The consequence is that there has been no history in N.Z. of what public broadcasting could be as a unified “system” within the total broadcasting landscape, and what its objectives in the digital era ought to be. It is time we had that debate.
Let’s accept the current model of state-owned television is skewed to the commercial realities. For twenty years, TVNZ has done what successive governments told it to do; make money. Sure, we as Labour stitched on the ‘dual mandate.’ We provided funding via the TVNZ Charter, admittedly modest, to try and provide something more. TVNZ was too attuned to its over-riding requirement to make money. It squandered some of the money on programming clearly outside the non-commercial ambit of the Charter and unwound some of the case for it.
Labour believes in public service broadcasting; the Charter was an attempt at achieving that. We have it with Radio New Zealand. We believe New Zealanders deserve some of that via television. Our sense of ourselves and the need for that to be reflected back to us is too important to entrust to the vagaries of the market, especially one that is changing fast.
We need a television platform that can endure into the future and survive the technological shift, while providing the New Zealand content that defines and redefines who we are as communities and a nation. The options could include Channel One, Channel 7 or even Parliament TV(when it’s not showing the House, which is the majority of times. ) Funding could come from a mix of revenue – from Channel 2 as the recession recedes, from some advertising or sponsorship, from a greater portion of NZ on Air funding, from the ‘digital dividend.’

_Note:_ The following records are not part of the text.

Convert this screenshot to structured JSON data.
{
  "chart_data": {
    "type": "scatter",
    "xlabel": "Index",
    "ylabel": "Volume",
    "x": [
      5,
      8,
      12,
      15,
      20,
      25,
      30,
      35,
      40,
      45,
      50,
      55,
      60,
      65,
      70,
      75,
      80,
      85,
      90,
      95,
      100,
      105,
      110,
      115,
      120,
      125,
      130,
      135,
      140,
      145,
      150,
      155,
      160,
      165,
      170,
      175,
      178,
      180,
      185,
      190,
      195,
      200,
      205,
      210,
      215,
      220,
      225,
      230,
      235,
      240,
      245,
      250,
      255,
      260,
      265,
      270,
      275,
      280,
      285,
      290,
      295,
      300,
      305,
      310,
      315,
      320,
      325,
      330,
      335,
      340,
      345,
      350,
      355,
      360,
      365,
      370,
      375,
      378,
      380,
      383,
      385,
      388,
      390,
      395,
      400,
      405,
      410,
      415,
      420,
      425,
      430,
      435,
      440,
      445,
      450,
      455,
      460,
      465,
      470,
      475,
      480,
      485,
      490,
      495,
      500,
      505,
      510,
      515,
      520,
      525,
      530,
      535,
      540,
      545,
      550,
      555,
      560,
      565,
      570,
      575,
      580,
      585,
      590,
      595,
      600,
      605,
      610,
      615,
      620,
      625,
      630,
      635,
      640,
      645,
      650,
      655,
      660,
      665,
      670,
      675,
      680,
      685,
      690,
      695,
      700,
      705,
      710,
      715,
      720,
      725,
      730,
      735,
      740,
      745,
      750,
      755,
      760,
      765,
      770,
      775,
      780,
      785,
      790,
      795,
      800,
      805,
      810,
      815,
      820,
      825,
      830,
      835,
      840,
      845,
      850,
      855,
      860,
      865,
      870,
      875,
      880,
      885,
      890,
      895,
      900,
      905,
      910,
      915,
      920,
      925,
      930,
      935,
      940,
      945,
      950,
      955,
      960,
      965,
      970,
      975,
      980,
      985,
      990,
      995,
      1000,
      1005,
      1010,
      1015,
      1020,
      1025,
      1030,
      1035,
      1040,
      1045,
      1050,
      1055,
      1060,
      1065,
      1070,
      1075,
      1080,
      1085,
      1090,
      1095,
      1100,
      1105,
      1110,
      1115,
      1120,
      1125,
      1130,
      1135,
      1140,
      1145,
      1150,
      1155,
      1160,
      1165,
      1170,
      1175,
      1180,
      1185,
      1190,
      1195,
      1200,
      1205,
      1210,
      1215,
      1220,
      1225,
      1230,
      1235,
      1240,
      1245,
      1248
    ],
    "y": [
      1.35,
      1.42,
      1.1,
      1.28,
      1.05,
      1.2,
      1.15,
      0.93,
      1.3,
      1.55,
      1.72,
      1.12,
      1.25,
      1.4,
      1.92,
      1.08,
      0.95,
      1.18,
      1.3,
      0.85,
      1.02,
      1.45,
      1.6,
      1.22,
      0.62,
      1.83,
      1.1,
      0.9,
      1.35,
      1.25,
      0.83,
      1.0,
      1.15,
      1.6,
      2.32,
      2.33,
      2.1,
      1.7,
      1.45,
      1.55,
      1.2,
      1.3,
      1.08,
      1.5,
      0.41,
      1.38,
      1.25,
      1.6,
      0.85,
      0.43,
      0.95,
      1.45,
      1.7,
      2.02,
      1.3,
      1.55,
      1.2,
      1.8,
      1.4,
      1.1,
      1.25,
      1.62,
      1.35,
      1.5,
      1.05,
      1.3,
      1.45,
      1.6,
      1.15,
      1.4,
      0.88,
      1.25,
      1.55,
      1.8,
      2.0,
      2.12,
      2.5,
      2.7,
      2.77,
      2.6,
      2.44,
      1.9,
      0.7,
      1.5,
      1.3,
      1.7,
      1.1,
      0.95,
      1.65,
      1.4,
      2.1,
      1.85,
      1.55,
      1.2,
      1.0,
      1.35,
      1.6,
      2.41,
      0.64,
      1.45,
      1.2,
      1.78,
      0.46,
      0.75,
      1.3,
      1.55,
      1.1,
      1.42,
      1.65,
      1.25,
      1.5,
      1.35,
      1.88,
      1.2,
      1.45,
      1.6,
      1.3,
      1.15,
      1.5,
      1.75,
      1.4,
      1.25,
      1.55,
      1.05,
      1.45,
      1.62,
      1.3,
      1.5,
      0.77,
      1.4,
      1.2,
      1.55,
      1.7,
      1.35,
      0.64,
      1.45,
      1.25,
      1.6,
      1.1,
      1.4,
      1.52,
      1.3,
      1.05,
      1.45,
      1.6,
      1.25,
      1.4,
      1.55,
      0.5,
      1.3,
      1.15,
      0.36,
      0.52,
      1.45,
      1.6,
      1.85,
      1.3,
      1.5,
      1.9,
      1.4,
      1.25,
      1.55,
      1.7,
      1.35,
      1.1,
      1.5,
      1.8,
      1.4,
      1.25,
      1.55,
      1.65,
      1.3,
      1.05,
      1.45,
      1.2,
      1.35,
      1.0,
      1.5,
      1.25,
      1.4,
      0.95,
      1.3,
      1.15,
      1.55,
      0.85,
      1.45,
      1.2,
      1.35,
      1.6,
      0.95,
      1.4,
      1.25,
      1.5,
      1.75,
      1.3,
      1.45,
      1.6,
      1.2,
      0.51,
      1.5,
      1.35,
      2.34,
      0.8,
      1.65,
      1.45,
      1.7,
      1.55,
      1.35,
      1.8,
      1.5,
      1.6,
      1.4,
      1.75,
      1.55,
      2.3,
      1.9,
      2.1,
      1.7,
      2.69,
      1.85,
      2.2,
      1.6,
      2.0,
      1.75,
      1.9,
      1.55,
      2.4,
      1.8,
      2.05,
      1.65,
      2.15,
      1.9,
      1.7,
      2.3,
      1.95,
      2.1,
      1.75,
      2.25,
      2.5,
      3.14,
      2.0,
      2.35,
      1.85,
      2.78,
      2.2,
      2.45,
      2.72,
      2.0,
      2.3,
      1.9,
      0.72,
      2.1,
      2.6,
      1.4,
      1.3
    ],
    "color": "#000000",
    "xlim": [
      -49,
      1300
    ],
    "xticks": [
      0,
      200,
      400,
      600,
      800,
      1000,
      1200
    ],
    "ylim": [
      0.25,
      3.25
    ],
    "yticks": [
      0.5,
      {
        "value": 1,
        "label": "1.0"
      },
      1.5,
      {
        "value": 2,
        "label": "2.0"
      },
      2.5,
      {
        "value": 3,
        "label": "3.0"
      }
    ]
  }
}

Maori Television now provides ‘public service broadcasting’ for an audience that while actually attracting more Pakeha than Maori, is programmed around Maori interests. It costs around $35m a year for an essentially non-commercial service, about the same as Radio NZ. Maori Television, panned by the Nats and others when it started, is now accepted by most as providing innovative, modestly-costed flaxroots, proud to be Kiwi television albeit to a modest audience. If we are talking about providing a viable, affordable platform into the future for all New Zealanders, that might be a good benchmark figure and comparative model to get us started on a national debate.